“An animal like a crocodile or an alligator, in a peculiar stage of evolution, approaching that of a serpent, is depicted here,” his finger touched the buckle, “and everywhere else are variations of one theme, the Serpent and the Tree. The people of this Navel of the World retain the traditions of our religion.”
After that we all became intensely interested in the belt or girdle, but we withheld our comments. Our pretense was sincere enough. We were interested, so interested that it would have been impossible for any of us—the Professor alone was capable of such sublime detachment—to have slept a wink if we had tried to, but then our interest, in which mingled the elixir of a fabulous Hope, succeeding days and weeks of danger and uncertainty, was satisfied at a lower stage of realization. With us it was MEN and GOLD, and, scintillating back of these noble facts, was the speechless marveling of the world of letters, of science, at our recital, if ever we got back to those things.
I asked Goritz all about it when we were together outside of the tent. It seems he had walked about three miles from the camp, and was watching a flurry of wind tear up the water of a little pool, literally boring it all out in spray, when, as the action was accomplished, he saw the glint of the gold. Another look and the belt was in his hand. He sat down to catch his breath, and to quiet the beating of his heart, and then when he had recovered his composure, he had gone on, believing that other trinkets might turn up, or that he might encounter its makers, or anything in fact that might explain the treasure trove—but the search had been unavailing.

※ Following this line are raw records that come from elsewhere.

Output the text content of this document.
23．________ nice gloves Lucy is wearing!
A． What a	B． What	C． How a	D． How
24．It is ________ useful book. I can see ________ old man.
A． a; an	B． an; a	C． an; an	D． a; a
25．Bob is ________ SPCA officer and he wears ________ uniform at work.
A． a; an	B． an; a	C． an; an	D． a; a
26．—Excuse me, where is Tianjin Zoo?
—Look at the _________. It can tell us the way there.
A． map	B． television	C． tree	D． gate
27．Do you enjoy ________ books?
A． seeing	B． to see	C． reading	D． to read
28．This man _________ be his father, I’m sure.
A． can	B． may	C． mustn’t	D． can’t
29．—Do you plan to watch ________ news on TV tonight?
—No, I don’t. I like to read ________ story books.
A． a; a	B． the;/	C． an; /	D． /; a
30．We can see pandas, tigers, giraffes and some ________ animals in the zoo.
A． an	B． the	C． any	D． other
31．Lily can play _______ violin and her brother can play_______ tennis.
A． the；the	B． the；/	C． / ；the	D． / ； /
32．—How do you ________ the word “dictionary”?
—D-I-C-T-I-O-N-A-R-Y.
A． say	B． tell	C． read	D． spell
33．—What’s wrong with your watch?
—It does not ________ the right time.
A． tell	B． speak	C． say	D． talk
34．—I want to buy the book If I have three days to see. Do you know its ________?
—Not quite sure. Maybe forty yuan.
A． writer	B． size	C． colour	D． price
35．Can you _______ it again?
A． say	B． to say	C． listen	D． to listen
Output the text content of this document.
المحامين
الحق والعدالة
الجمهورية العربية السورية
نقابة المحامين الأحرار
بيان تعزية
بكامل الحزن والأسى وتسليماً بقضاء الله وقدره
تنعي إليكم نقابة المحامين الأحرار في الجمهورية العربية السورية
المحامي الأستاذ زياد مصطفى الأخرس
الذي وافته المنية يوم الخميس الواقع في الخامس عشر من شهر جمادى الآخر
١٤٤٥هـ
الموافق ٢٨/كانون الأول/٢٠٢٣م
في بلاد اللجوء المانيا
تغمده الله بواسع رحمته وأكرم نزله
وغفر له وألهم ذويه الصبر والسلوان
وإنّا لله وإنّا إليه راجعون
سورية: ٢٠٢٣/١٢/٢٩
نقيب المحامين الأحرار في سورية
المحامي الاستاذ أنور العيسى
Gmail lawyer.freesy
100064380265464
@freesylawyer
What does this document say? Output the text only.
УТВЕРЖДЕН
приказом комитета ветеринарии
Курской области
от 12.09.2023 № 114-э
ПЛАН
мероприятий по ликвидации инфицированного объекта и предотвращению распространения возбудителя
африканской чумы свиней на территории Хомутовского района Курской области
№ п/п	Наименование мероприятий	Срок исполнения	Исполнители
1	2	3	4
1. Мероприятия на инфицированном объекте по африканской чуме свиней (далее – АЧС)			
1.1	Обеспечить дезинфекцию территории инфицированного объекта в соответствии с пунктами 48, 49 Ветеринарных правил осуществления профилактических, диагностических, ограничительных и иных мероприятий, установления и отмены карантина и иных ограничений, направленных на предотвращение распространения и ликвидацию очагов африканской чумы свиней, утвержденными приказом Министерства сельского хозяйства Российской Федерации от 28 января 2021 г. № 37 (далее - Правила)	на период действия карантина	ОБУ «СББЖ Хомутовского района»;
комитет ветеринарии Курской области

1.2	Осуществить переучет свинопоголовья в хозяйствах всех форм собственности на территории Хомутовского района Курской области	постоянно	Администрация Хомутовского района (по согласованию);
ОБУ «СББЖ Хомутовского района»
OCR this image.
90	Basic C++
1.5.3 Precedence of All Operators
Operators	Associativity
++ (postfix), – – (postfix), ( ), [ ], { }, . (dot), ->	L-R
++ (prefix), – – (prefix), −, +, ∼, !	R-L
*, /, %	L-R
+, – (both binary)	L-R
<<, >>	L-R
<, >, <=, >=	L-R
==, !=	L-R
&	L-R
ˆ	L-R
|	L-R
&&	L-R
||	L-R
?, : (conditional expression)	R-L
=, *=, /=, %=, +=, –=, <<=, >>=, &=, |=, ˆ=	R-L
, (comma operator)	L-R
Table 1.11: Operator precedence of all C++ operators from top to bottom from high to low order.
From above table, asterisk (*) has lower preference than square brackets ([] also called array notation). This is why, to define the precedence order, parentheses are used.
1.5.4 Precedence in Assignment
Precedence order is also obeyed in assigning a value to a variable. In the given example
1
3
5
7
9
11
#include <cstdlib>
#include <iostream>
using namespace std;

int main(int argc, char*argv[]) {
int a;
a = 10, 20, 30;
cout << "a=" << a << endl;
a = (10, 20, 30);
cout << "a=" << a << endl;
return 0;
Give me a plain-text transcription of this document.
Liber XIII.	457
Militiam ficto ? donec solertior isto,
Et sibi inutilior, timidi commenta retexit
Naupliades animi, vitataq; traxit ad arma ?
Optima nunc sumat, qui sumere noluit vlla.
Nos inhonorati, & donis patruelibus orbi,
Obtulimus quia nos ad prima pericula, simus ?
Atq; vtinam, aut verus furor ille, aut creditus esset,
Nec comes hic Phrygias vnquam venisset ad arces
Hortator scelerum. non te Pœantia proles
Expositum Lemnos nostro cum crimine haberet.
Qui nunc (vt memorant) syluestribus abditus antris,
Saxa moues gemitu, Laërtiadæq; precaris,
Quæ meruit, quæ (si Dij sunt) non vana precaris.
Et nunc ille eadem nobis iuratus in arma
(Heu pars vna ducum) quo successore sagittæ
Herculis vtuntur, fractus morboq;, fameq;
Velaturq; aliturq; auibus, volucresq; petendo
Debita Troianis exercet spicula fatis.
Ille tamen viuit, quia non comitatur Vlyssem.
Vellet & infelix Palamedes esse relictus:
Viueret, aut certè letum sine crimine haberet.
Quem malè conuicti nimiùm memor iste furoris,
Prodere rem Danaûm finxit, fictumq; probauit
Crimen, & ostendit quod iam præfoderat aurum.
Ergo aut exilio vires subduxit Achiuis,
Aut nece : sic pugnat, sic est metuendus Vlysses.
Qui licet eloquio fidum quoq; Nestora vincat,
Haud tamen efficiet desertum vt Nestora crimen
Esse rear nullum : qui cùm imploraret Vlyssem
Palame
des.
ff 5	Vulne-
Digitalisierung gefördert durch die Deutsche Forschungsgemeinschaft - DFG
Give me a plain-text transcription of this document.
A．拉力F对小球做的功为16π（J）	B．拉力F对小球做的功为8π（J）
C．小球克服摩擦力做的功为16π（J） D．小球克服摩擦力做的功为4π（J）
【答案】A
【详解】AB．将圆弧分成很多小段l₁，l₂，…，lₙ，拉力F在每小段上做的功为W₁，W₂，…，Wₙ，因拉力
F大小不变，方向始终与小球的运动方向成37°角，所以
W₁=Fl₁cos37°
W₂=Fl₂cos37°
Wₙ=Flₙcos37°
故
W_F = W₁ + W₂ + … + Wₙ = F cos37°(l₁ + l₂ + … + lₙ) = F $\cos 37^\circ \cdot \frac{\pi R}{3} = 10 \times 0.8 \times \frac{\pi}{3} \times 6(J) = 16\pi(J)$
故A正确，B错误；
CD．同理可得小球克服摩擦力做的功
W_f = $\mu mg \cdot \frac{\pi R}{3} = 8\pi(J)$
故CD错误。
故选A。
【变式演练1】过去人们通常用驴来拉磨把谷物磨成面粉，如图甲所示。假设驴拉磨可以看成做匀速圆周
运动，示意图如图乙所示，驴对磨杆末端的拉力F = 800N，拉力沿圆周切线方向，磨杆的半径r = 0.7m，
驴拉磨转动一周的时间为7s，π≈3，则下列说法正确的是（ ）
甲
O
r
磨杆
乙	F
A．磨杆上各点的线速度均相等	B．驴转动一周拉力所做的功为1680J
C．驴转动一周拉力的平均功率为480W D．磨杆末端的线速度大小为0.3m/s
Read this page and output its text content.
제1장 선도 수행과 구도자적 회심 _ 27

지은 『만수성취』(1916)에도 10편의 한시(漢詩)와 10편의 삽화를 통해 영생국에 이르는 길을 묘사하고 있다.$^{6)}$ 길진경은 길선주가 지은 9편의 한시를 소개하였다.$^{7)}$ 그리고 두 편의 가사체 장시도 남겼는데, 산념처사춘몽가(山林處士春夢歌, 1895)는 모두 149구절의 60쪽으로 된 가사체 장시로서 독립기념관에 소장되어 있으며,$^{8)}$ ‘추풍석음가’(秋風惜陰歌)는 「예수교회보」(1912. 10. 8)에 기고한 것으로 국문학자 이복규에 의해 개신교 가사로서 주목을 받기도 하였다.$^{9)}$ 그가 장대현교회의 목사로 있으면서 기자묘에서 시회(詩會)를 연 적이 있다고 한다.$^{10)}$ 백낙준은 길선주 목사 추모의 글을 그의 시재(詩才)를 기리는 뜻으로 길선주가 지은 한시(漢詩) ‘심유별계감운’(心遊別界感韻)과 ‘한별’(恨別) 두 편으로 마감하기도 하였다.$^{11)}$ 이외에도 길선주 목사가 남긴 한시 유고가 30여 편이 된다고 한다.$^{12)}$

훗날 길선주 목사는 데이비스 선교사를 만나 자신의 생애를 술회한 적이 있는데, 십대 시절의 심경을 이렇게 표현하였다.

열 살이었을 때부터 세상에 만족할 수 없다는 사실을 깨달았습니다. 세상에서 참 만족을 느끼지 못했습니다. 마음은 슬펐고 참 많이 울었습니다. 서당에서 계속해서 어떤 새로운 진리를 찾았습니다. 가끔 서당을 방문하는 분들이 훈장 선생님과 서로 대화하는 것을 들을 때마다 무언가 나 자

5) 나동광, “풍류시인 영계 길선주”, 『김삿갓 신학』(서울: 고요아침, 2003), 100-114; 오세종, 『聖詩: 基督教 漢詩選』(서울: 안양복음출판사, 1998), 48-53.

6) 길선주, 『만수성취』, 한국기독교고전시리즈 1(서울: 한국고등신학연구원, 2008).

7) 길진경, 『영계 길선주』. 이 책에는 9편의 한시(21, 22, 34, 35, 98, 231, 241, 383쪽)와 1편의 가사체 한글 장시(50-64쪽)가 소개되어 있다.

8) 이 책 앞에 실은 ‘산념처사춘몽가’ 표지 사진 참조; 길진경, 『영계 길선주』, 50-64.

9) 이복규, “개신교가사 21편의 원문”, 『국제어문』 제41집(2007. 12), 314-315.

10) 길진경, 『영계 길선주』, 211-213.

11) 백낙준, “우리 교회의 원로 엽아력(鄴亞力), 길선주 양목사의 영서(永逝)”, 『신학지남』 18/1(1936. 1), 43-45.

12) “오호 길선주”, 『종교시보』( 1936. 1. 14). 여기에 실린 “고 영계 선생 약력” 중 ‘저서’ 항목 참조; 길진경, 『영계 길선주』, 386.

“Well,” I said as he finished, “what do you think? The Professor has some wild notions about it, but it looks to me as if the Professor has all along sailed pretty close to the wind.”
“Yes, Alfred,” he answered, “there’s a kernel of truth in his talk. Of course I always thought so or I wouldn’t have come at all—And Alfred,” his splendid eyes searched my own in that great way he had, “I have had curious premonitions just now, as I walked back to the camp. We are coming upon incomprehensible things. We must go on, though we may cross starvation before we reach food, and—the marvels beyond. The rations I know are low, and I know too we’ve a bad way ahead—Mais, esperons.”
I would have said more but before us stood Hopkins. He was actually smoking—“to keep from going bug-house,” he explained, and then he muttered:
“Send me to the Arctic regions, or illimitable azure.
On a scientific goosechase, with my Coxwell or my Glaisher.”
Camp was broken up the next morning. We were wild to get away. Before we started the dogs were fed the last of the bear meat, and we were all put on half rations; the demands on our strength for the work immediately before us would not be great.
I also got a chance to see the belt better. It was very short and made up of plates hooked together with a larger buckle. There was absolutely no metal but gold in it. The buckle was decorated with an impossible serpentine monster with legs and a snout-bearing head, indeed a thing very well described by the Professor as a cross or mixture of a huge snake and an alligator, and the plates were engraved with hieratic markings that looked like poles encircled by spiral lines.